Kreative Werbeclips und Musikvideos waren Zack Snyders Visitenkarte, die ihm den Zugang zu Hollywoods Filmwelten eröffnete. Beim sehenswerten Remake von "Dawn of the Dead" (2004), gleichzeitig sein Spielfilmdebüt, verkniff sich der mittlerweile 45-jährige Regisseur aus Wisconsin noch den visuellen Overkill an computergenerierten Effekten, doch schon beim internationalen Hit "300" war die Optik schon fast wichtiger als die Geschichte. Nachfolgewerke wie die Comicverfilmung "Watchmen" und das Animationsabenteuer "Die Legende der Wächter" waren bei der Kinoauswertung in den USA kommerzielle Enttäuschungen. Aber das Produktionsstudio Warner Brothers hielt weiter an Snyder fest und so konnte er mit "Sucker Punch" erstmalig eine von ihm selbst geschriebene Geschichte voller CGI - Extravaganzen verfilmen. Egal ob seine 82-Mio.-Dollar teure Vision letztlich Kasse macht oder nicht (das Startwochenende lief nicht so optimal) den nächsten Film für Warner Brothers bereitet er gerade vor: Superman - Man of Steel.
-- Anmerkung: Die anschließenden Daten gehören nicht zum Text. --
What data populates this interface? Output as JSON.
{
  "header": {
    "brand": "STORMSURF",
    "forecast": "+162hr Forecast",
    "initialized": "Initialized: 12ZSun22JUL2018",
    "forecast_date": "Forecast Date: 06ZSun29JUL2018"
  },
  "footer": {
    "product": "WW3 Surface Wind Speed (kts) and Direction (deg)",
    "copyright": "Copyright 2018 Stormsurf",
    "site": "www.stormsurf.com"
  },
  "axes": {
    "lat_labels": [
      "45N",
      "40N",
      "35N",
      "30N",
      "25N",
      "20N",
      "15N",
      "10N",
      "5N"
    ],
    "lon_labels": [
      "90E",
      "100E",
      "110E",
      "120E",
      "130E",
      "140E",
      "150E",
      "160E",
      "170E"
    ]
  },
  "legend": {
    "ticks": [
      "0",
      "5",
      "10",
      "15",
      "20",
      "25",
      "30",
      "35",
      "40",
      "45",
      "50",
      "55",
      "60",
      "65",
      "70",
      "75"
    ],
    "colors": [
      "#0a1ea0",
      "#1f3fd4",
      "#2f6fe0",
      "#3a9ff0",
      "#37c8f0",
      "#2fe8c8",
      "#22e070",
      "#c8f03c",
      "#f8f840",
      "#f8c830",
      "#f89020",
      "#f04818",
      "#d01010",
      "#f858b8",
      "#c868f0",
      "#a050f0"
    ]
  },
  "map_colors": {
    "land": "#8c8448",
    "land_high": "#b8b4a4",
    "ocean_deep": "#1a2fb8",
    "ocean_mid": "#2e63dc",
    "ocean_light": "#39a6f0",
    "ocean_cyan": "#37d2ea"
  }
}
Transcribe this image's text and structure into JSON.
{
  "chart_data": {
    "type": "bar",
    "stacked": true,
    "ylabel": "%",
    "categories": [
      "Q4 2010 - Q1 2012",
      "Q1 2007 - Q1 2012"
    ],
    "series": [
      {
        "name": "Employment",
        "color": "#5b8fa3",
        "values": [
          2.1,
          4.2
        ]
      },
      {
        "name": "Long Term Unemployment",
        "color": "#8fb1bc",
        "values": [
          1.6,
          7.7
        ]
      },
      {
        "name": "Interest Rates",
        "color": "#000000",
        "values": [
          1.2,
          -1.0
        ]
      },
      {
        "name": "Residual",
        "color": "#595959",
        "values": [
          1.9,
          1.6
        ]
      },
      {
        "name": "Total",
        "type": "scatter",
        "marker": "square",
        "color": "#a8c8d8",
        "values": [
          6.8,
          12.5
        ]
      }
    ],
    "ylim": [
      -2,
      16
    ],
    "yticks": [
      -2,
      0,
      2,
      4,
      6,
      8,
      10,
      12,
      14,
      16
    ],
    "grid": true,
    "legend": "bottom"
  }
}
Bevor er aber den Mann vom Planeten Krypton die Welt retten lässt zelebriert Snyder zunächst einmal Frauenpower und dazugehörige Willensstärke. Hauptfigur in "Sucker Punch" ist die 20-jährige Baby Doll (Emily Browning, Der Fluch der zwei Schwestern), die ihre jüngere Schwester vor der Vergewaltigung durch ihren schmierigen Stiefvater schützen will. Dabei löst sich eine Kugel aus der Schusswaffe und die Schwester stirbt. Traumatisiert durch den Verlust ihrer liebsten Menschen (die Mutter verstarb kurz vorher) lässt sich eine durch Medikamente ruhiggestellte Baby Doll widerstandslos in eine Institution zur Behandlung psychisch Kranker einweisen - fünf Tage später soll sie lobotomisiert werden. Dadurch, dass Snyder seine Geschichte in den 1960ern ansiedelt bekommt das leicht heruntergekommene soziale Auffangbecken für kriminelle bzw. der Gesellschaft nicht mehr zumutbare Mädchen eine interessante Note, erinnert andererseits auch an Martin Scorseses Räumlichkeit auf "Shutter Island". Hier wie dort verschwimmen die Grenzen zwischen Realität, Fantasie, Traumvorstellung. Überschneidungspunkte, die "Sucker Punch" auch mit Christopher Nolans "Inception" teilt.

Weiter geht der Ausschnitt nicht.